DESCRIPTION OF SYMBOLS 100 Refrigerator 102 Left side door 103 Right side door 105 Refrigerated storage room 106 Ice making room 107 Frozen storage room 108 Vegetable room 109 Switching room 110 Door gasket 111 Adsorption surface 112 Magnetic body 200 Rotary partition body 210 Partition plate 211 Magnetic body 212 Atmospheric release part 220 Thermal insulation Material 230 Partition frame 240 Heating means 241 Heating part (heater)
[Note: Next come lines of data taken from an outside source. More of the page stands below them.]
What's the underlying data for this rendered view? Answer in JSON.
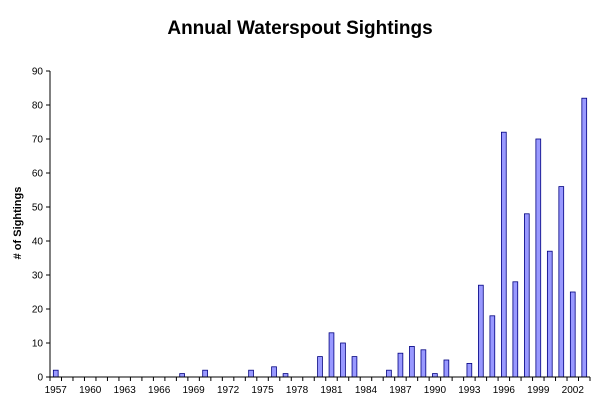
{
  "chart_data": {
    "type": "bar",
    "title": "Annual Waterspout Sightings",
    "xlabel": "",
    "ylabel": "# of Sightings",
    "ylim": [
      0,
      90
    ],
    "yticks": [
      0,
      10,
      20,
      30,
      40,
      50,
      60,
      70,
      80,
      90
    ],
    "grid": false,
    "legend": "none",
    "bar_color": "#9999ff",
    "bar_edge_color": "#000080",
    "x": [
      1957,
      1958,
      1959,
      1960,
      1961,
      1962,
      1963,
      1964,
      1965,
      1966,
      1967,
      1968,
      1969,
      1970,
      1971,
      1972,
      1973,
      1974,
      1975,
      1976,
      1977,
      1978,
      1979,
      1980,
      1981,
      1982,
      1983,
      1984,
      1985,
      1986,
      1987,
      1988,
      1989,
      1990,
      1991,
      1992,
      1993,
      1994,
      1995,
      1996,
      1997,
      1998,
      1999,
      2000,
      2001,
      2002,
      2003
    ],
    "values": [
      2,
      0,
      0,
      0,
      0,
      0,
      0,
      0,
      0,
      0,
      0,
      1,
      0,
      2,
      0,
      0,
      0,
      2,
      0,
      3,
      1,
      0,
      0,
      6,
      13,
      10,
      6,
      0,
      0,
      2,
      7,
      9,
      8,
      1,
      5,
      0,
      4,
      27,
      18,
      72,
      28,
      48,
      70,
      37,
      56,
      25,
      82
    ],
    "xtick_labels": [
      "1957",
      "1960",
      "1963",
      "1966",
      "1969",
      "1972",
      "1975",
      "1978",
      "1981",
      "1984",
      "1987",
      "1990",
      "1993",
      "1996",
      "1999",
      "2002"
    ]
  }
}
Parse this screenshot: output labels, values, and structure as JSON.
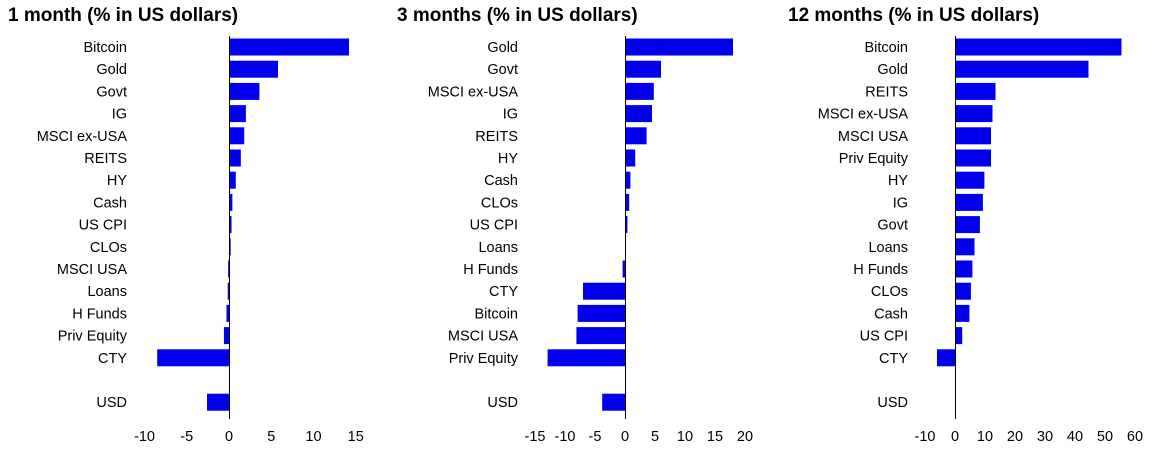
{
  "chart_data": [
    {
      "type": "bar",
      "orientation": "horizontal",
      "title": "1 month (% in US dollars)",
      "xlabel": "",
      "ylabel": "",
      "xlim": [
        -12,
        16
      ],
      "xticks": [
        -10,
        -5,
        0,
        5,
        10,
        15
      ],
      "grid": false,
      "bar_color": "#0000ee",
      "categories": [
        "Bitcoin",
        "Gold",
        "Govt",
        "IG",
        "MSCI ex-USA",
        "REITS",
        "HY",
        "Cash",
        "US CPI",
        "CLOs",
        "MSCI USA",
        "Loans",
        "H Funds",
        "Priv Equity",
        "CTY",
        "",
        "USD"
      ],
      "values": [
        14.2,
        5.8,
        3.6,
        2.0,
        1.8,
        1.4,
        0.8,
        0.4,
        0.3,
        0.2,
        -0.1,
        -0.15,
        -0.3,
        -0.6,
        -8.5,
        null,
        -2.6
      ]
    },
    {
      "type": "bar",
      "orientation": "horizontal",
      "title": "3 months (% in US dollars)",
      "xlabel": "",
      "ylabel": "",
      "xlim": [
        -17,
        22
      ],
      "xticks": [
        -15,
        -10,
        -5,
        0,
        5,
        10,
        15,
        20
      ],
      "grid": false,
      "bar_color": "#0000ee",
      "categories": [
        "Gold",
        "Govt",
        "MSCI ex-USA",
        "IG",
        "REITS",
        "HY",
        "Cash",
        "CLOs",
        "US CPI",
        "Loans",
        "H Funds",
        "CTY",
        "Bitcoin",
        "MSCI USA",
        "Priv Equity",
        "",
        "USD"
      ],
      "values": [
        18.0,
        6.0,
        4.8,
        4.5,
        3.6,
        1.7,
        0.9,
        0.7,
        0.4,
        0.0,
        -0.4,
        -7.0,
        -7.9,
        -8.1,
        -12.9,
        null,
        -3.8
      ]
    },
    {
      "type": "bar",
      "orientation": "horizontal",
      "title": "12 months (% in US dollars)",
      "xlabel": "",
      "ylabel": "",
      "xlim": [
        -15,
        62
      ],
      "xticks": [
        -10,
        0,
        10,
        20,
        30,
        40,
        50,
        60
      ],
      "grid": false,
      "bar_color": "#0000ee",
      "categories": [
        "Bitcoin",
        "Gold",
        "REITS",
        "MSCI ex-USA",
        "MSCI USA",
        "Priv Equity",
        "HY",
        "IG",
        "Govt",
        "Loans",
        "H Funds",
        "CLOs",
        "Cash",
        "US CPI",
        "CTY",
        "",
        "USD"
      ],
      "values": [
        55.5,
        44.5,
        13.5,
        12.5,
        12.0,
        12.0,
        9.8,
        9.3,
        8.3,
        6.5,
        5.8,
        5.3,
        4.8,
        2.4,
        -6.0,
        null,
        0.0
      ]
    }
  ]
}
242 Connection part (electric wire)
243a, 243b switching part 250 reinforcing plate 501, 502, 503 cover

Claims (4)

The left and right doors juxtaposed to the front opening of the storage chamber are closed in a double-spread manner, and a rotating partition body is provided on the inner surface of at least one of the left and right doors on the opposite side of the pivot, and the rotating partition body is a door. In the refrigerator used as the gasket suction surface, the rotating partition includes a resin partition plate forming the door gasket suction surface, a heat insulating material disposed inside the rotating partition, and a peripheral portion of the partition plate. And a resin partition frame that covers the outer surface of the heat insulating material, a cap having a guide mechanism at the top of the rotating partition, and a magnet provided inside the rotating partition facing the door gasket. A metal reinforcing plate having a U-shaped cross-section formed by bending a side surface portion inside the rotating partition, and a hole formed in the side surface portion of the metal reinforcing plate and the resin partition frame Engagement formed on the body Refrigerator said metallic reinforcing plate to be connected and fixed is fixed to the resin partition frame member, the resin-made partition plate and the resin partition frame body and the metal reinforcing plate in the cap in the wood. The rotary partition in the body is provided with heating means to raise the surface temperature of the resin partition plate, to claim 1 which is disposed the metal reinforcing plate on the outside of a predetermined circumference around the said heating means The refrigerator described. The distance between the end of the metal reinforcing plate and the center of the heating means is longer than the distance between the flat portion formed in a U-shaped cross section of the metal reinforcing plate and the center of the heating means. The refrigerator according to claim 1 or 2 . The refrigerator according to any one of claims 1 to 3 , wherein the metal reinforcing plate is disposed in a substantially full length region in a longitudinal direction of the rotating partition.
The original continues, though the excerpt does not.